Semiconductor systems are actually electronic components that take advantage of the electronic properties of the semiconductor materials like silicon, germanium, and gallium arsenide. With the invention of the semiconductor devices have replaced most of the most of the vacuum tube applications. The replaced semiconductor system uses solid state instead of thermionic or gaseous state in a high vacuum.
A semiconductor device is manufactured as either single discrete device or as integrated circuits. The integrated circuits contain a few number to a few million devices interconnected to a single semiconductor substrate. The reason why the semiconductor materials are used in manufacturing most devices is that the behavior of a semiconductor can easily be controlled by adding impurities which is otherwise called as doping. Conduction in a semi conductor occurs through free electrons which on the whole are called as the charge carriers.
By using the doping technique one can increase the number is free electrons within the semiconductor. After doping when the semiconductor contains many free electrons, it is called as the n-type and when the semiconductor forms number of wholes it is called as the p-type. A semiconductor material is generally doped under extremely controlled conditions in a fabrication facility to control the location and concentration of the dopant. The junction where the p-type and n-type semiconductor join together is called as the pn junction.
So far silicone was widely used material in the semiconductors industry. This is due to the low cost and the simple usage and useful temperature range which makes silicone the most preferred material in the semiconductor systems. Earlier Germanium was used widely but after the invention of silicon germanium was replaced since the germanium material's thermal sensitivity makes it less productive and useful. However germanium is used alloyed with silicone, which is used in high speed SiGe devices.
Gallium Arsenide is also widely used mainly in high speed devices but due to the limitations of the material silicon is preferred by most manufacturers. The other materials that are widely used are Silicon carbide and various other indium components like indium arsenide, indium antimonide, and indium phosphide are also used in LED's and solid state laser diodes.
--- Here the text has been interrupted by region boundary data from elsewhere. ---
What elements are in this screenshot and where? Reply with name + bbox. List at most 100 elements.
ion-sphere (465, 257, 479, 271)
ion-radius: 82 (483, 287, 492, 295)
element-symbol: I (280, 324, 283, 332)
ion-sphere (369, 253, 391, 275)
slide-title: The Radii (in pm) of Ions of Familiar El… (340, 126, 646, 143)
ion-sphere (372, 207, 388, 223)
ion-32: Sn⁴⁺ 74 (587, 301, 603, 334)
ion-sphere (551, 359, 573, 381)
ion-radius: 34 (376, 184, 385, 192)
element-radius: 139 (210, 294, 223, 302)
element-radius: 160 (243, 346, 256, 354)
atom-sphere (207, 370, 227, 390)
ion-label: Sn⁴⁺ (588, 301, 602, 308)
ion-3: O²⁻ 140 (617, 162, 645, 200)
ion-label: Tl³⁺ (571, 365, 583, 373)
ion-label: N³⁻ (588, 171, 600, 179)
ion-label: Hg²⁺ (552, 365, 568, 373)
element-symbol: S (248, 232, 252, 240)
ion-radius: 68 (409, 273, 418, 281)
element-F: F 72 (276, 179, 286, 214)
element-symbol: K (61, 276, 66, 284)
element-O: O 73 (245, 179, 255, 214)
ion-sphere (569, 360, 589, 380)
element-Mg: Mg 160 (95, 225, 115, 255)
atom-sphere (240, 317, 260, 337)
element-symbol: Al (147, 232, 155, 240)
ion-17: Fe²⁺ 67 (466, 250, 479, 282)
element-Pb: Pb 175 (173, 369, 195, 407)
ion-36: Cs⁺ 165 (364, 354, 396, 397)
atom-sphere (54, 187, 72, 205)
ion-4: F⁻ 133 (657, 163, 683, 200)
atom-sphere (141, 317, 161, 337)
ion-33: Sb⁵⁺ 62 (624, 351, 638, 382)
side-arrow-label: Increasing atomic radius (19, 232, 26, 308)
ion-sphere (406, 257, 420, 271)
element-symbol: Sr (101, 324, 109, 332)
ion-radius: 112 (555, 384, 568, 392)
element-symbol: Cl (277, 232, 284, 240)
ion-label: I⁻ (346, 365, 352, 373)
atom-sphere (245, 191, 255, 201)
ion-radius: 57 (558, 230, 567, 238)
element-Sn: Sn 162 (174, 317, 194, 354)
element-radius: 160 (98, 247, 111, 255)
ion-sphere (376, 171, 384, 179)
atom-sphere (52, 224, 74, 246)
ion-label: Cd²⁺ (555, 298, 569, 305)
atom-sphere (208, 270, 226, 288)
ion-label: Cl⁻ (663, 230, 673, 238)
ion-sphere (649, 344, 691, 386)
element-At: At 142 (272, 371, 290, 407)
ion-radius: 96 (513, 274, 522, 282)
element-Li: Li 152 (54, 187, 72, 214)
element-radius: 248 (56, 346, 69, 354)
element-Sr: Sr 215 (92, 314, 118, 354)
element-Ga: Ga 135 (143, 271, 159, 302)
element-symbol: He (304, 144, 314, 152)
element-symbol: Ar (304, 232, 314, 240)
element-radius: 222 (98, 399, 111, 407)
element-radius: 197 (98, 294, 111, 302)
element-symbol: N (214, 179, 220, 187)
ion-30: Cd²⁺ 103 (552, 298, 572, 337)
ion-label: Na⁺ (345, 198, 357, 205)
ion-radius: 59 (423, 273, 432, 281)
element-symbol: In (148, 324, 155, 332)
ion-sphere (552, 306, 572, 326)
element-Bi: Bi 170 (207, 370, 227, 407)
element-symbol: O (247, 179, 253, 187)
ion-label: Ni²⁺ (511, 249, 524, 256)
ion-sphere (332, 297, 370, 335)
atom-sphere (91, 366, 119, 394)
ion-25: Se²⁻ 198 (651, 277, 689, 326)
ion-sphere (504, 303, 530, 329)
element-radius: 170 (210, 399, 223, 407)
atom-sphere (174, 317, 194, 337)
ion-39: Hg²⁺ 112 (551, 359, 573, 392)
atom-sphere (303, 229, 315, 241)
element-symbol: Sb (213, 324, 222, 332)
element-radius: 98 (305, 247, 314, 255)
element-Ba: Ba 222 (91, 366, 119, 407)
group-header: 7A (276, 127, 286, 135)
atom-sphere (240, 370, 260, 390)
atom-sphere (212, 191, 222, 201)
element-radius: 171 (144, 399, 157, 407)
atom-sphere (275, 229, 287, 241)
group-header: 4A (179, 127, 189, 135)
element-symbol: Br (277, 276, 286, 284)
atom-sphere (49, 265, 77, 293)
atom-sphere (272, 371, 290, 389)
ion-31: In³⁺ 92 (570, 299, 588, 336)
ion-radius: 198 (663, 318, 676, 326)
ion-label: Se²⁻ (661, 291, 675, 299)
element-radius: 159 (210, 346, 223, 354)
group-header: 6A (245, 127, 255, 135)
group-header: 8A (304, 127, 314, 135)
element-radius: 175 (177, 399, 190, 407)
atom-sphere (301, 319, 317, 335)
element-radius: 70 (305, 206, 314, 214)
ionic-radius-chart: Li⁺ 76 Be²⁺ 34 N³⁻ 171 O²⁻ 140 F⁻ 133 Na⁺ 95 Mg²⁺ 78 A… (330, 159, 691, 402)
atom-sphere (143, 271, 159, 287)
Selenium sulfide is now taken into consideration to be used in semiconductor systems for the manufacturing of photovoltaic solar cells.
A list of Surplus Semiconductor Equipment and devices includes Avalanche diode, DIAC, Diode, Gunn diode, IMPATT diode, Laser diode, Light-emitting diode, Photocell, PIN diode, Schottky diode, Solar cell, Tunnel diode, VCSEL, VECSEL, Zener diode are two terminal devices. The three terminal devices includes Bipolar transistor, Darlington transistor, Field effect transistor, GTO, IGBT, SCR (Silicon Controlled Rectifier), SGCT (Switched Gate Commuted Thyristor), Thyristor, TRIAC, Unijunction transistor. The four terminal devices includes Hall Effect sensor (magnetic field sensor), Multi-terminal devices comprises of Charge-coupled device (CCD), Microprocessor, Random Access Memory (RAM), Read-only memory (ROM) and the list goes on.